В эту минуту святой старец вновь появился на поляне. В руке его поблёскивал маленький серебряный крестик на суровой нитке. Этот крестик старец одел на шею мальчику.
— Вот, Лёня, тебе благословение мое, — сказал он и перекрестил Лёньку. — Носи, не смущаясь, по вся дни, да пребудет с тобою благодать Божья. То правда, что сердце дитяти — отверстая дверь для нея. Пускай же восприимет тебя десница Господня и да прилепишься к нему всею душою и всем разумением своим. Скажу тебе на пользу: верою своей не хвались велегласно, но зри на мир очами веры — и дано тебе будет многое прозреть и по земле ступати право. Ибо кто возводит очи присно к Живущему на небесах, того упование его не посрамит вовеки. Аще владети будешь сокровищем невещным и непохитимым, то и иных умудришь во спасение.
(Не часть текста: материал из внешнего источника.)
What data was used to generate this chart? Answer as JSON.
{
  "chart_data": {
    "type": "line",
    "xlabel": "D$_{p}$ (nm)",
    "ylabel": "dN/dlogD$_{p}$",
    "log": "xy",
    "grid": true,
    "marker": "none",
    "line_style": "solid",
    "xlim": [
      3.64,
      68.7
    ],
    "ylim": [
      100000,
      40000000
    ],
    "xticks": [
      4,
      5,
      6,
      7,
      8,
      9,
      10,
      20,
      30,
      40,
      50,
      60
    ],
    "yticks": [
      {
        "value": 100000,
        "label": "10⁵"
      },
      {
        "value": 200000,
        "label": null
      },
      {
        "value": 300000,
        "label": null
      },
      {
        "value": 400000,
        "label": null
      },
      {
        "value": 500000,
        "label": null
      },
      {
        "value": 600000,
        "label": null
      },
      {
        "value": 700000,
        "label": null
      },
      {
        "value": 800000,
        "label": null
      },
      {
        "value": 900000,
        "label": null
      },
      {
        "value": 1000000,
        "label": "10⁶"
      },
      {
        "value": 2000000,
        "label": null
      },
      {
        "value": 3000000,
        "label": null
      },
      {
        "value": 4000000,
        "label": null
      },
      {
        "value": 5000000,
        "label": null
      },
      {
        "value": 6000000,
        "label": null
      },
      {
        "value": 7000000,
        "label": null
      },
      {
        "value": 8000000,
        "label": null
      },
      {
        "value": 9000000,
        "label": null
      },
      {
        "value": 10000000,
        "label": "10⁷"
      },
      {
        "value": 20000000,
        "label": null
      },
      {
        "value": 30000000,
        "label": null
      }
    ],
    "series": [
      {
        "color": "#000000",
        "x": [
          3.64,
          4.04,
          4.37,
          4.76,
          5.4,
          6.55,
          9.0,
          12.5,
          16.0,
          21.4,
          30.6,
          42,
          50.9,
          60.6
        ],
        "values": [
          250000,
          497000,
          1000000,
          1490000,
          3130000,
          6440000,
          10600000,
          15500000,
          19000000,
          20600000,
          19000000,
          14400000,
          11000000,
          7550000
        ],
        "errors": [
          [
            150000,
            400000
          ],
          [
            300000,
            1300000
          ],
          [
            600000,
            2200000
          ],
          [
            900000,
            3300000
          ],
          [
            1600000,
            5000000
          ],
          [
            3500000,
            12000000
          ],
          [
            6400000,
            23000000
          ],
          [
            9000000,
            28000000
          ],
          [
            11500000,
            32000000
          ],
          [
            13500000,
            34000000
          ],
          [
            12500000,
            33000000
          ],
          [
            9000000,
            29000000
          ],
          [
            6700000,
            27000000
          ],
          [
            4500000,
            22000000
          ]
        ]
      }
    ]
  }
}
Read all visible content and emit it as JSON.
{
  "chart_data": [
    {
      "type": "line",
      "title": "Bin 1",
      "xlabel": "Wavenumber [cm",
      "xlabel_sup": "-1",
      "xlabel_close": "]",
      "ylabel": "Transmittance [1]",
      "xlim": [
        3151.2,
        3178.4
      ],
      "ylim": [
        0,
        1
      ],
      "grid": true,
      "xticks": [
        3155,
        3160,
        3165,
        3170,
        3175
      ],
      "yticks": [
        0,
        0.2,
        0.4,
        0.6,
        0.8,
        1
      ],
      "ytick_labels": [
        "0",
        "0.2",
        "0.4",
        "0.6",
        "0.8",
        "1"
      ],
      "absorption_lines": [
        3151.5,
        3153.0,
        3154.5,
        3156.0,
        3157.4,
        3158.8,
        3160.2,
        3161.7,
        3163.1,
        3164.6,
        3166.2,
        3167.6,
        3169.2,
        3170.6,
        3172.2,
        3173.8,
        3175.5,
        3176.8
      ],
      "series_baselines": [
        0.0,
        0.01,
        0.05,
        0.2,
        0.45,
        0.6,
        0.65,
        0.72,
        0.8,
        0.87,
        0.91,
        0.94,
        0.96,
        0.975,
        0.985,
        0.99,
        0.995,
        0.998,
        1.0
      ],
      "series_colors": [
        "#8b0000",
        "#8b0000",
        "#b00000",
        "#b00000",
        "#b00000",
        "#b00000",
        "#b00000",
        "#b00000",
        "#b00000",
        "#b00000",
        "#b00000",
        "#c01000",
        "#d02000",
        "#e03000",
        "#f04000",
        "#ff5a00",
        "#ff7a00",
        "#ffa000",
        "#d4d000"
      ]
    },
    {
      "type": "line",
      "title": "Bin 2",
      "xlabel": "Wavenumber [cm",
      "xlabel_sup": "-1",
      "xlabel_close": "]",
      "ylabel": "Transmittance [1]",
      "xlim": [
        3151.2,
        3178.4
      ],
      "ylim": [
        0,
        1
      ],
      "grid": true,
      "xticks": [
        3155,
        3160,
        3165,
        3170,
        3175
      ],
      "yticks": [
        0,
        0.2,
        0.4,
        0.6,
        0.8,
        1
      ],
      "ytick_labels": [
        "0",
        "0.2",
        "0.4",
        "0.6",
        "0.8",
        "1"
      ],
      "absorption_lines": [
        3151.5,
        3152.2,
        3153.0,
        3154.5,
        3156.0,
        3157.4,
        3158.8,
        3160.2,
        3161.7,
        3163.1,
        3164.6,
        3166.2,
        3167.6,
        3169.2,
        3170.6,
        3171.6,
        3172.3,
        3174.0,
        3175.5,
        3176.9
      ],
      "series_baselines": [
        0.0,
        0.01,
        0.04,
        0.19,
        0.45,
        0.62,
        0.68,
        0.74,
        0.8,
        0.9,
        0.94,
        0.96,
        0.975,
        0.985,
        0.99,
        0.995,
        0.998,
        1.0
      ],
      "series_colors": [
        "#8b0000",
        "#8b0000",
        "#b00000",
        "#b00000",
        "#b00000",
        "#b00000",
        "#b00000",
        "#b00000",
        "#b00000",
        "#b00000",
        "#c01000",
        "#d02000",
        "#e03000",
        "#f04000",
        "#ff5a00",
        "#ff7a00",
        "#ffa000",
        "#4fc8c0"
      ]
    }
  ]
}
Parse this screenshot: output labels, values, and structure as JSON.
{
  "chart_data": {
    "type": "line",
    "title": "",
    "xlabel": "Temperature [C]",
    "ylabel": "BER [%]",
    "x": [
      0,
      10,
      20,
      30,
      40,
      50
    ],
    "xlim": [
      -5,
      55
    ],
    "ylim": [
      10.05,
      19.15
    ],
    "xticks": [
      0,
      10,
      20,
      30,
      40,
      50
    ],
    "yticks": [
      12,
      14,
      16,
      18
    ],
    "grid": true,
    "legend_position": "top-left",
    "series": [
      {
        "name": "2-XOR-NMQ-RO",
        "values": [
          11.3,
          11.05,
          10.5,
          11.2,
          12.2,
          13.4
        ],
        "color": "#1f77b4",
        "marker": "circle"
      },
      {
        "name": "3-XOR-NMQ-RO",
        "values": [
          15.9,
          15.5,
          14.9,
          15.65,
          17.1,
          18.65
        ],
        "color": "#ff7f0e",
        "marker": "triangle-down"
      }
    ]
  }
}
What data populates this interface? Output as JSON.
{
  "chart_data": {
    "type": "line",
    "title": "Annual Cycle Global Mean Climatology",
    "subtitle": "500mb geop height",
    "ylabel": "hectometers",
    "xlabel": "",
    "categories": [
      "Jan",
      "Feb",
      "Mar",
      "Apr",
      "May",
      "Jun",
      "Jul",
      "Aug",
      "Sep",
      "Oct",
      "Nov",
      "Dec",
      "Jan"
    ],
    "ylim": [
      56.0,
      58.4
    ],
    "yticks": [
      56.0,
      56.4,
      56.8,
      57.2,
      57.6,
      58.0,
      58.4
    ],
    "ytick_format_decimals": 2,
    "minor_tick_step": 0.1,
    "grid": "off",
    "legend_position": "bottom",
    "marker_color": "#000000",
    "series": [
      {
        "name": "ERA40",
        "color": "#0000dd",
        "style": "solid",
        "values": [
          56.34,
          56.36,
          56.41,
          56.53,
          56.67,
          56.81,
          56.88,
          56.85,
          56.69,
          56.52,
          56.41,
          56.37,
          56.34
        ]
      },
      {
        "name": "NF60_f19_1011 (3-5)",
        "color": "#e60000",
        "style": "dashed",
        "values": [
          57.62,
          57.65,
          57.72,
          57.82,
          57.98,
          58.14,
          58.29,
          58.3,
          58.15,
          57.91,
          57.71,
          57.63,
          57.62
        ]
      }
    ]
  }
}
Внемлешь ли, чадо?
— Да, — ответил Лёнька и коснулся рукой серебряного крестика на груди.
— По мале времени воротишься домой, дабы не умедлить в веках сих долее дозволенного, — сказал старец, и его родничковые глаза брызнули на Лёньку синим теплом.
— А как же я сумею, дедушка?
Отец Софроний подошёл к мальчику, поцеловал его и ещё раз перекрестил:
— Храни тебя Господь, благодатный отрок.
За сим он опустился на колени и, падая ниц, стал молиться необыкновенно горячо и как бы возгораясь от собственной молитвы. Скоро Лёнька почувствовал, что страстное и высокое напряжение духа — этот непопаляющий огонь — объемлет и его. Тогда же мальчик заметил, что окружающее пространство в силу каких-то причин изменяется, ускользает от его взора, словно теряется в галерее кривых зеркал.
— Дедушка! — закричал Лёнька и, обратившись в ту сторону, где молился дивный старик, не увидел его.
Зато он ясно увидел речку, размеренно бегущую в низинке меж холмистых полей, и невдалеке — деревню: несколько изб в окружении запущенных садов.
— Эге-гей! — что было сил завопил Лёнька и во весь дух бросился к Пескам. Вдруг он вспомнил о своей одежде, вернулся и без труда нашёл её. Маленький серебряный крестик мальчик спрятал под рубашку.
Осмыслить всё случившееся сразу Лёнька не мог. Поэтому он и не стал никому ничего рассказывать. Слова же, заповеданные мальчику святым старцем на прощание, вообще легли на самое дно души. Они касались одного Лёньки и по какому-то внутреннему его убеждению не должны были более повторяться.
Мальчик сказал бабушке, что ходил на речку, и она, совсем расстроившись из-за воды, ни о чём больше не спрашивала. Только подумала, глядя в сияющие Лёнькины глаза, как легко и беззаботно в девять лет воспринимается действительность.